NNA clears up questions about the new Signing Professionals Workgroup standards
If you haven’t heard, the Signing Professionals Workgroup (SPW) has issued new guidelines regulating notary signing agents. They have created a new distinction, “Certified Signing Professional” that indicates a notary has fulfilled these new standards.
If you are unfamiliar with the new group, here is a blurb from their informational website describing their mission:
The Signing Professionals Workgroup (SPW) creates, maintains and promotes professional standards for Notaries Public who provide signing services in connection with the closing of a mortgage finance or real property transaction.
The SPW is an industry workgroup of the National Notary Association. SPW members include mortgage lenders, title companies, signing services, trade associations, and educators of, and background screening providers and companies offering supportive services to, signing professionals. Membership is open to companies meeting the qualifications for membership.
Today, the NNA released a blog post answering many of the questions notaries have come to them with regarding the new qualification changes. We’ve copied the blog below:
Overview Of The Certified Signing Specialist Code of Conduct
By: Bill Anderson, Vice President of Legislative Affairs of the National Notary Association
Many occupations publish a code of conduct to promote professional behaviors among its practitioners. Recently, the Signing Professionals Workgroup released its Certified Signing Specialist Code of Conduct. This article will discuss why the Code of Conduct was drafted, what it covers and how signing professionals will benefit by following it.
Why A Code?
The Signing Professionals Workgroup published the Code of Conduct for several reasons.
First, it is designed to help the SPW’s mortgage lender members oversee and supervise their business relationships with Notaries in a manner that ensures compliance with federal consumer financial protection laws.
Second, because signing professionals represent lenders before borrowers, the Codewas drafted to help improve the customer experience at the signing table.
Finally, the Code, along with the Signing Professionals Workgroup Signing Script, forms the basis for questions that will comprise the annual Certified Signing Specialist Examination currently under development.
What’s In The Code?
The Code covers the responsibilities signing professionals must fulfill in the context of a signing services assignment, from the qualifications to be a Certified Signing Specialist and to the shipment of the signed loan documents to the lender or closing agent at the end of the assignment.
The Code is divided into 10 sections or “Guiding Principles.” These Principles outline the essential duties of the Certified Signing Specialist in broad strokes. They include protecting confidential customer information, reporting illegal and suspicious activities, demonstrating professionalism with borrowers and contracting companies, charging and collecting fees for services, advertising and remaining impartial in conducting an assignment, among others. Since signing professionals also notarize documents at a loan signing, Guiding Principle Two prescribes that Certified Signing Specialists will follow all laws, rules and best practices that apply to the notarizing of closing documents.
The 103 Standards of Practice more concretely specify the duties of the Certified Signing Specialist.
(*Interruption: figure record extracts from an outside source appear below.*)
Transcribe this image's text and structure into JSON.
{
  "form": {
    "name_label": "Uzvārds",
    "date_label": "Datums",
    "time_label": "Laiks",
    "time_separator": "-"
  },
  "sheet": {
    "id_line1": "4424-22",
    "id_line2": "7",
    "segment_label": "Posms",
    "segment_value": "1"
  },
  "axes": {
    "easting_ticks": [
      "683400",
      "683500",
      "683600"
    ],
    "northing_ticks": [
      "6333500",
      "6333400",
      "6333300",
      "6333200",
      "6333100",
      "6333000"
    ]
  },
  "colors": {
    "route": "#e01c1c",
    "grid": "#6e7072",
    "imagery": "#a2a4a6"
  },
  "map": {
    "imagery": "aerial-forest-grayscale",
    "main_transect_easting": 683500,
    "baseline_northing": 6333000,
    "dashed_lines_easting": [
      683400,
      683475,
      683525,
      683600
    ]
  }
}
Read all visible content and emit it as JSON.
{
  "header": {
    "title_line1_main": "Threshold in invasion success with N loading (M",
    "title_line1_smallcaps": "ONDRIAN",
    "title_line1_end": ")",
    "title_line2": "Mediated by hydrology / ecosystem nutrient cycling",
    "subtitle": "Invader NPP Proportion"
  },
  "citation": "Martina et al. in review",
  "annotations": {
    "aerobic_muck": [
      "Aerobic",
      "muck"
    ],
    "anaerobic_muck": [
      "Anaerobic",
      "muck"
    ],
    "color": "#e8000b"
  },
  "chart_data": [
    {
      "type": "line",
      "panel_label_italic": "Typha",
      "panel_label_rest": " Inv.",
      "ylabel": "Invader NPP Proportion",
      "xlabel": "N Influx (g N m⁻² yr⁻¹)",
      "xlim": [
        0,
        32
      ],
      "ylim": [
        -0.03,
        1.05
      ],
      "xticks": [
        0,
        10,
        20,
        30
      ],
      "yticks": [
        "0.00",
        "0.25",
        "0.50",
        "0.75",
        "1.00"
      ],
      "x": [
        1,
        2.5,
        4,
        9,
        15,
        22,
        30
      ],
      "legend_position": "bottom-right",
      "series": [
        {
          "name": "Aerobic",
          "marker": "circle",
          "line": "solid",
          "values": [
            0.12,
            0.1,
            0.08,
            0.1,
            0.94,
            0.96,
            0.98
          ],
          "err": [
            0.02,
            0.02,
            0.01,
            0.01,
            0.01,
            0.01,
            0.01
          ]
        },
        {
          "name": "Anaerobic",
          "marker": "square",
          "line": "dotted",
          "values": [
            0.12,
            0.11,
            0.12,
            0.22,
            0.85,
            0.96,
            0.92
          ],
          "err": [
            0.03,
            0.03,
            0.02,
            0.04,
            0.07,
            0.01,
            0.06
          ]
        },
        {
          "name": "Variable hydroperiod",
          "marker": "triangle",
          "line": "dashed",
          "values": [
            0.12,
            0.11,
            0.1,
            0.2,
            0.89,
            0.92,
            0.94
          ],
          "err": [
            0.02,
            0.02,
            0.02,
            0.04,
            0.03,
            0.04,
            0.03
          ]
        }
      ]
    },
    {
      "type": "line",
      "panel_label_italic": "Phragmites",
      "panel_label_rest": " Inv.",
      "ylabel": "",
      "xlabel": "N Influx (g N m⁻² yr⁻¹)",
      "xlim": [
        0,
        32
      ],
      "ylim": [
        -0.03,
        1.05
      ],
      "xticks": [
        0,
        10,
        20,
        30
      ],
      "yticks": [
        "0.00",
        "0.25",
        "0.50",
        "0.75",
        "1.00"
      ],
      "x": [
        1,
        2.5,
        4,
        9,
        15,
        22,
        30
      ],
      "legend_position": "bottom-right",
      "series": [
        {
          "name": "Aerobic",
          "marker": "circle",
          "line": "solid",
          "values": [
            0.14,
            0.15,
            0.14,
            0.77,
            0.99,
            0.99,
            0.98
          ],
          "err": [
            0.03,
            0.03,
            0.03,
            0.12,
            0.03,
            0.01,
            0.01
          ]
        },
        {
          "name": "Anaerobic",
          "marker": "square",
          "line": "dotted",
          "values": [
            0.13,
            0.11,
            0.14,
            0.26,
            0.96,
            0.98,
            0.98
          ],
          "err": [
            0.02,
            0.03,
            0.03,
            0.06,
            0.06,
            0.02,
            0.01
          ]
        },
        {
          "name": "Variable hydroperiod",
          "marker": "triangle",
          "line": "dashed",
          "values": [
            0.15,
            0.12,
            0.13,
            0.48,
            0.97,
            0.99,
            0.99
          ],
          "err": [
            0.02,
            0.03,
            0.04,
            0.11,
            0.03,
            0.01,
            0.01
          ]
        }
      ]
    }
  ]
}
There are as few as four and as many as 18 Standards of Practice organized under each Guiding Principle.
What’s In It For Signing Professionals?
It is common for companies providing assignments for signing services to have their own codes of conduct. Since signing professionals work for many different companies, it can be unnecessarily burdensome to remember Company X’s code for an appointment at one hour of the day and Company Y’s for another immediately following. The Certified Signing Specialist Code of Conduct was published with the goal of being used by all companies hiring signing professionals. This will make it easier for signing professionals to meet the expectations of all their lender and contracting company clients.
In addition, the Code may be cited as the basis for why a signing professional chose to act a certain way if there is an issue. For example, if a borrower complains to the lender about the professional showing up late, the professional can respond by saying that he or she called the borrower 30 minutes prior to the appointment to inform the borrower that traffic would prevent her from arriving on time as Standard 9.13 requires. Used in this way, the Code can be used to demonstrate and justify a signing professional’s professional conduct.